Para Braverman (2011) a educação tem forte impacto econômico imediato, não apenas o dilatamento do limite de escolaridade limita o aumento do desemprego reconhecido, como também fornece emprego para uma considerável massa de trabalhadores. Além desse fator, a educação tornou-se uma área imensamente lucrativa de acumulação do capital para a indústria de construção, para os fornecedores de todos os tipos, e para uma multidão de empresas subsidiárias.

Pode-se recorrer também à outra maneira de compreender o trabalho, a partir da concepção de “superexploração” da força de trabalho, desenvolvida por Marini (2010) para entender a especificidade do capitalismo dependente das sociedades periféricas (relação centro-periferia) como um desdobramento próprio da lógica de funcionamento da economia mundial.

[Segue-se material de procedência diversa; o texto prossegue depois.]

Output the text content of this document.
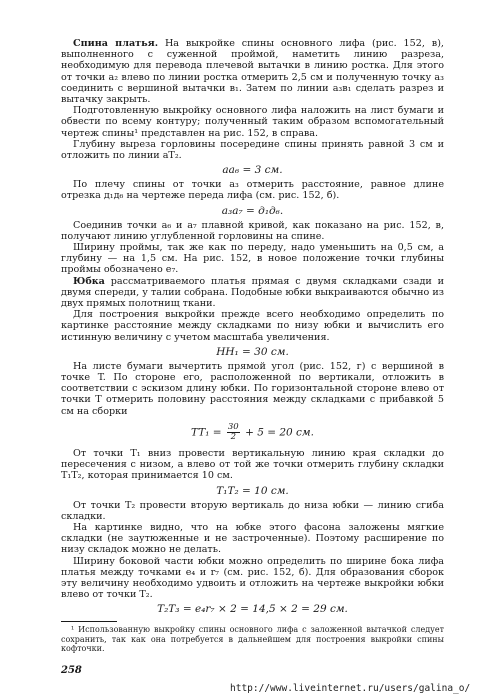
Спина платья. На выкройке спины основного лифа (рис. 152, в), выполненного с суженной проймой, наметить линию разреза, необходимую для перевода плечевой вытачки в линию ростка. Для этого от точки a₂ влево по линии ростка отмерить 2,5 см и полученную точку a₃ соединить с вершиной вытачки в₁. Затем по линии a₃в₁ сделать разрез и вытачку закрыть.

Подготовленную выкройку основного лифа наложить на лист бумаги и обвести по всему контуру; полученный таким образом вспомогательный чертеж спины¹ представлен на рис. 152, в справа.

Глубину выреза горловины посередине спины принять равной 3 см и отложить по линии aT₂.

aa₆ = 3 см.

По плечу спины от точки a₃ отмерить расстояние, равное длине отрезка д₁д₆ на чертеже переда лифа (см. рис. 152, б).

a₃a₇ = д₁д₆.

Соединив точки a₆ и a₇ плавной кривой, как показано на рис. 152, в, получают линию углубленной горловины на спине.

Ширину проймы, так же как по переду, надо уменьшить на 0,5 см, а глубину — на 1,5 см. На рис. 152, в новое положение точки глубины проймы обозначено e₇.

Юбка рассматриваемого платья прямая с двумя складками сзади и двумя спереди, у талии собрана. Подобные юбки выкраиваются обычно из двух прямых полотнищ ткани.

Для построения выкройки прежде всего необходимо определить по картинке расстояние между складками по низу юбки и вычислить его истинную величину с учетом масштаба увеличения.

HH₁ = 30 см.

На листе бумаги вычертить прямой угол (рис. 152, г) с вершиной в точке T. По стороне его, расположенной по вертикали, отложить в соответствии с эскизом длину юбки. По горизонтальной стороне влево от точки T отмерить половину расстояния между складками с прибавкой 5 см на сборки

$TT_1 = \frac{30}{2} + 5 = 20$ см.

От точки T₁ вниз провести вертикальную линию края складки до пересечения с низом, а влево от той же точки отмерить глубину складки T₁T₂, которая принимается 10 см.

T₁T₂ = 10 см.

От точки T₂ провести вторую вертикаль до низа юбки — линию сгиба складки.

На картинке видно, что на юбке этого фасона заложены мягкие складки (не заутюженные и не застроченные). Поэтому расширение по низу складок можно не делать.

Ширину боковой части юбки можно определить по ширине бока лифа платья между точками e₄ и r₇ (см. рис. 152, б). Для образования сборок эту величину необходимо удвоить и отложить на чертеже выкройки юбки влево от точки T₂.

T₂T₃ = e₄r₇ × 2 = 14,5 × 2 = 29 см.

¹ Использованную выкройку спины основного лифа с заложенной вытачкой следует сохранить, так как она потребуется в дальнейшем для построения выкройки спины кофточки.

258
http://www.liveinternet.ru/users/galina_o/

Refere-se a métodos de aplicação capitalistas que atuam de maneira conjunta para aumentar o volume total de lucro queobtém do trabalho, pela via da superexploração da força de trabalho.

Marini (2010, p. 125) salienta que, além da necessária observância dos mecanismos de “intensificação do trabalho”, “prolongação da jornada de trabalho” e “expropriação de parte do trabalho necessário ao operário para repor sua força de trabalho”,

[...] a característica essencial está dada pelo fato de que se nega ao trabalhador as condições necessárias para repor o desgaste de sua força de trabalho: nos dois primeiros caos, porque ele é obrigado a um dispêndio

de força de trabalho superior ao que deveria proporcionar normalmente, provocando-se assim seu esgotamento prematuro; no último porque se retira dele inclusive a possibilidade de consumir o estritamente indispensável para conservar sua força de trabalho em estado normal (Ibid., p. 126).

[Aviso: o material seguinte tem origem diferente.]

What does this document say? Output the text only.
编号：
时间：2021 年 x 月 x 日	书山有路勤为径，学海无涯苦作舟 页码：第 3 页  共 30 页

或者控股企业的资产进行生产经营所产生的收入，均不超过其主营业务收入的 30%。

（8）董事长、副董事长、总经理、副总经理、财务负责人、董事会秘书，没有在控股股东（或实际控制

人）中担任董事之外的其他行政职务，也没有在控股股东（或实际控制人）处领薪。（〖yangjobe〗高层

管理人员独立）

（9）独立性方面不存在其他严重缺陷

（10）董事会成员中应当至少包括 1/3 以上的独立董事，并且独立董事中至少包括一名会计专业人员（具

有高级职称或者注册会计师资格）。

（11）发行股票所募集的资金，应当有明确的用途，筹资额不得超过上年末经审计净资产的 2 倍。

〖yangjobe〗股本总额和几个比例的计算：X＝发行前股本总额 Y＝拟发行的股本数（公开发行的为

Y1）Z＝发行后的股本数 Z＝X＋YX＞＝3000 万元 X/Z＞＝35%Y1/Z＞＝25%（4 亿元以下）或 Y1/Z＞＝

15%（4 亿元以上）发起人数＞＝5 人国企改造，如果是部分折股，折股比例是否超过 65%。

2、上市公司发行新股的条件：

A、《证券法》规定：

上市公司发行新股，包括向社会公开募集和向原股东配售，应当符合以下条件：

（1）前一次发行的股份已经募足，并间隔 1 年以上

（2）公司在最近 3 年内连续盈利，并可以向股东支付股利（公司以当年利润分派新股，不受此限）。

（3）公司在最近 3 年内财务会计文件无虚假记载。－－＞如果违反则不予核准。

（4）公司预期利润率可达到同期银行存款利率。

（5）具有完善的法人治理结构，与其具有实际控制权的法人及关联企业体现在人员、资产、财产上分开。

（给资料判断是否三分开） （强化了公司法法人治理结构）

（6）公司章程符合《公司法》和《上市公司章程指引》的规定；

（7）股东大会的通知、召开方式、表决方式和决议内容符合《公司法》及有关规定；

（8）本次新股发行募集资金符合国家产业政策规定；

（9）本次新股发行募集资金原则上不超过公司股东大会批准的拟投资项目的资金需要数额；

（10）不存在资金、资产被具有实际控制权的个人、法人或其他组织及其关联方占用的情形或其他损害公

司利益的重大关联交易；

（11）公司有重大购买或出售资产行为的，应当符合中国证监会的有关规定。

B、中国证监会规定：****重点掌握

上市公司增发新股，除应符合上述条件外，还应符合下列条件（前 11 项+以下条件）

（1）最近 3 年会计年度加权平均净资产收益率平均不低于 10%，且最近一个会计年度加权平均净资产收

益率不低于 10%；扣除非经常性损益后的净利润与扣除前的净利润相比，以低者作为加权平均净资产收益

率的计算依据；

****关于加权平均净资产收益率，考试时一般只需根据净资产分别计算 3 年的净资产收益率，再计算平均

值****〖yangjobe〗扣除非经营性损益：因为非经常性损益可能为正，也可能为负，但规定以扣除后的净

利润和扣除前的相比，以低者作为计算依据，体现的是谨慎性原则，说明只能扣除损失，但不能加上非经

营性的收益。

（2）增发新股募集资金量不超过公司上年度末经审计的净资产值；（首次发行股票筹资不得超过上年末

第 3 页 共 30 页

Para Carcanholo e Sabadini (2011, p. 141), essa ação faz referência a velhas práticas, como a diminuição dos salários reais e a remuneração abaixo do mínimo necessário à subsistência do trabalhador. “O próprio salário mínimo pago a boa parte dos trabalhadores de nossos países revela que o montante recebido por eles não é suficiente para proporcionar as condições adequadas de reprodução de sua força de trabalho”. Em síntese:

A superexploração justamente consiste nisso: em um pagamento de salário insuficiente para que o trabalhador ou trabalhadora e sua família consigam reproduzir adequadamente a sua força de trabalho. Isso significa que a superexploração consiste no pagamento aos trabalhadores de um salário inferior ao valor da sua força de trabalho (Ibid., p. 141).

Assim, numa sociedade em que o trabalhador, para suprir suas necessidades de primeira ordem, precisa se submeter a um trabalho abstrato cada vez mais intenso, sua vida social é degradada e precarizada. Todos os professores, independente da relação de produção que estabeleçam com o capital, ao realizarem seu trabalho concreto – o ensino –, estão passando por novas exigências no cotidiano escolar, provocadas pela reestruturação produtiva.